Wednesday, September 29, 2010

The Lie

File under: Posts that are better classified as sermons

If you're looking for fluffy, funny parenting stories, check back on Friday. Trust me, I'll have fluff. Tonight I have the opposite of fluff.
The Lie

When Satan deceived Eve in the Garden of Eden, he did so with a lie that has plagued people since.

Satan told Eve, "For God knows that in the day you eat from [this tree], your eyes will be opened, and you will be like God, knowing good and evil." (Gen. 3:5)

He tricked Eve into believing that she was missing something. That there was more to be had than what she had already, which ironically, was God Himself. As if there could be more.

Prior to her encounter with the serpent, Eve had been at peace. She was already like God, made in His image, walking with Him, and exercising dominion over His creation. She wasn't missing anything.

But Satan attacked her in her place of peace. Her place of rest.

A couple of years ago I did a Beth Moore Bible study called "A Heart Like His." It's an excellent study of King David, and I highly recommend it. Since completing that study, I have found myself drawn time and again to the stories of David, Saul, Eli, Samuel, and Amalek.


Yes, it's a long story, but the gist of it is that God told Saul to attack Amalek, to "utterly destroy all that he has" and not to spare a man, woman, sheep, ox, etc. God was pretty clear about what Saul was to do, which was to leave absolutely no trace of the Amalekites. Saul, however, did not obey this directive; instead he killed everyone except Agag, the king of the Amalekites, and he spared the best of the sheep, oxen, and lambs. It was this disobedience that caused God not only to reject Saul as king but to remove his Spirit from Saul and send an evil spirit upon him instead. (Summarized from I Samuel 15 and 16)

Okay, if you haven't studied this, it all sounds pretty horrific. I agree; the world was a pretty brutal and savage place back then, and wars and destruction were part and parcel of the time.

But, there was something unique about God's wrath toward the Amalekites. There are numerous other incidents in scripture where God directs the Israelites to conquer another nation. He sent them into battle often, but His directive to utterly destroy the Amalekites is unique. There is something about it that caused me to want a closer look at why God despised the Amalekites so much.

To figure that out, I had to flip back over to Exodus where God had some pretty harsh words to say about Amalek: "I will utterly blot out the memory of Amalek from under heaven."

Wow, that's pretty strong.

What had Amalek done? Sure, he had attacked the Israelites, but so had lots of others. Why this invective against Amalek?

Here's what it says in Exodus 17:8 about what Amalek did while the Israelites were on their way from Egypt to the promised land: "Then Amalek came and fought against Israel at Rephidim."

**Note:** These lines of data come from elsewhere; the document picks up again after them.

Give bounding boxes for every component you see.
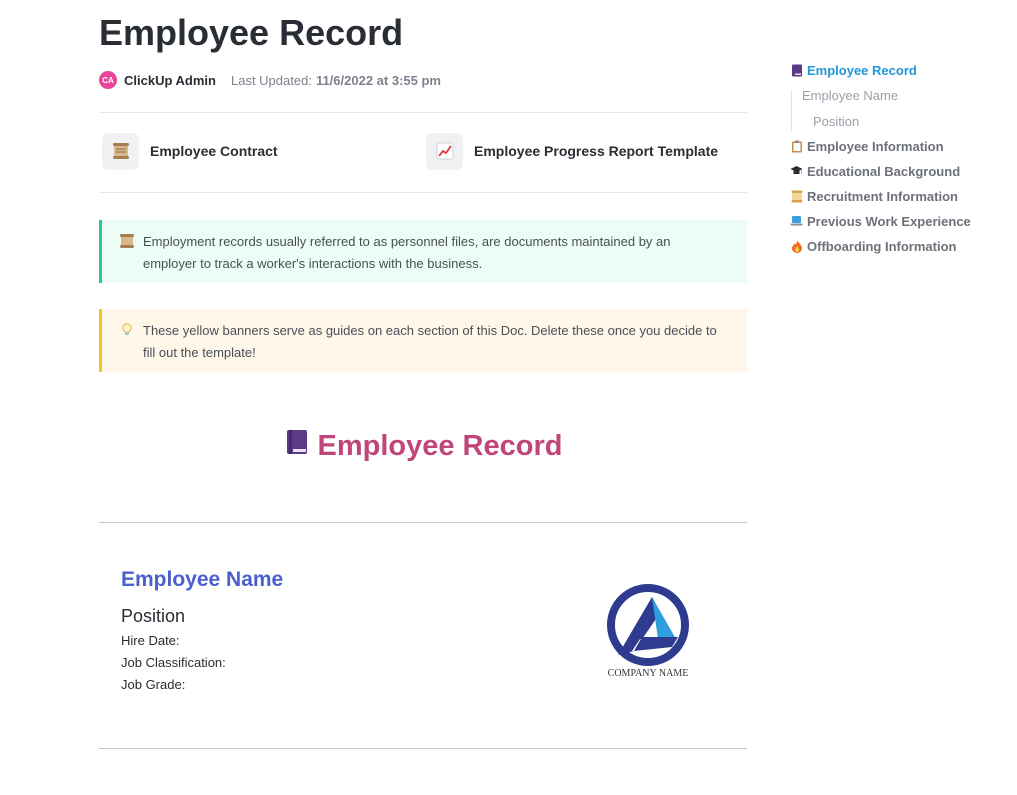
- clipboard-icon: [790, 140, 803, 153]
- toc-item-label: Employee Record: [807, 62, 917, 78]
- toc-item-position[interactable]: Position: [813, 111, 859, 131]
- scroll-icon: [119, 233, 135, 249]
- employee-position: Position: [121, 606, 186, 626]
- chart-increasing-icon: [426, 132, 463, 170]
- job-grade-label: Job Grade:: [121, 677, 186, 692]
- graduation-cap-icon: [790, 165, 803, 178]
- toc-item-label: Offboarding Information: [807, 238, 957, 254]
- author-name[interactable]: ClickUp Admin: [124, 73, 216, 88]
- laptop-icon: [790, 215, 803, 228]
- toc-item-label: Employee Information: [807, 138, 944, 154]
- toc-item-educational-background[interactable]: Educational Background: [790, 161, 960, 181]
- toc-item-employee-name[interactable]: Employee Name: [802, 85, 898, 105]
- job-classification-label: Job Classification:: [121, 655, 226, 670]
- link-label: Employee Contract: [150, 143, 278, 159]
- avatar[interactable]: CA: [99, 71, 117, 89]
- info-banner-text: Employment records usually referred to a…: [143, 234, 671, 271]
- employee-name: Employee Name: [121, 568, 284, 591]
- toc-item-offboarding-information[interactable]: Offboarding Information: [790, 236, 956, 256]
- info-banner: Employment records usually referred to a…: [99, 220, 747, 283]
- scroll-icon: [102, 132, 139, 170]
- toc-indent-line: [791, 90, 792, 132]
- purple-book-icon: [284, 428, 310, 464]
- toc-item-employee-information[interactable]: Employee Information: [790, 136, 944, 156]
- toc-item-recruitment-information[interactable]: Recruitment Information: [790, 186, 958, 206]
- doc-meta: CA ClickUp Admin Last Updated: 11/6/2022…: [99, 69, 441, 91]
- hire-date-label: Hire Date:: [121, 633, 180, 648]
- section-heading: Employee Record: [99, 428, 747, 464]
- last-updated-label: Last Updated:: [230, 72, 312, 88]
- toc-item-label: Recruitment Information: [807, 188, 958, 204]
- divider: [99, 748, 747, 749]
- last-updated-value: 11/6/2022 at 3:55 pm: [315, 72, 441, 88]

Of course, I had to look up Rephidim, and guess what it means? "Rest"

As far as I can tell, there are only two individuals in the Bible whom God has made His mortal enemies and promised to utterly destroy: Satan and Amalek

Here's what the two have in common: They both attacked the "Rest" of God's people. Just like when Satan attacked Eve's rest, causing her to believe there was more to God than she had, that she was missing something, Amalek attacked God's people in their place of rest, and God promised to utterly blot out his memory from the face of the earth.

God does not take kindly to one who robs His people of their ability to rest in Him. If we know Christ, we are okay with God. We can cease striving. We have eaten of the Bread of Life and need not hunger again.

When Satan deceived Eve, when He made her hunger for something she already had, God warned him that he would "put enmity between you (Satan) and the woman, and between your seed and her seed." I've heard it said that this verse is the very first evidence of the gospel, the good news that God is not content to leave us on Satan's side. He made us enemies of Satan and promised that the Savior (the woman's seed) would come and crush him.

And of course, God did eventually wipe out Amalek's seed. Saul let Agag live, and eventually from Agag's lineage, we get to Haman, who we're told in the book of Esther, plotted to destroy all of the Jews. Haman is a direct descendant of Agag who was a descendant of Amalek. Interestingly, Haman is the only name I have ever looked up in the cyclopedic index of my Bible for which there was no meaning listed. None. It is meaningless. (If you research it, you will find that meanings were later assigned to the name, but all the sources I could find are in agreement that the meaning is sort of just agreed upon and was not originally the meaning of the name. I'm not sure what the significance of that is, if any, but I found it interesting that the end of Amalek's seed was a meaningless man who was hanged on his own gallows.) Esther 7:1-10

My point is this: Do not let Satan attack you in your place of rest. He wants to rob you of your peace and convince you that Christ in you is not enough. It's not true. He is all we need. No more, no less.

If resting is not your strong suit, and you feel like you need to "do" something, try this: love your neighbor.

Of all the verbs God could have used to describe Himself (and He used a lot of nouns), He chose love. It's the only verb I know of that God associated with Himself. He called Himself the Way, the Truth, the Life, the Bread, the Light, the Resurrection. But only one verb: Love. (Okay, technically, "Am," which He did use, is a verb, but it's not an action verb.)

There's my advice to you if you are "hungry for God." Rest in the knowledge that you have Him, and love your neighbor as yourself.

You'll see Him.

1 comment:

The walk to Christ said...

Thanks Becky,
I needed that right now, satan is trying with me right now, please pray that he will not succeed.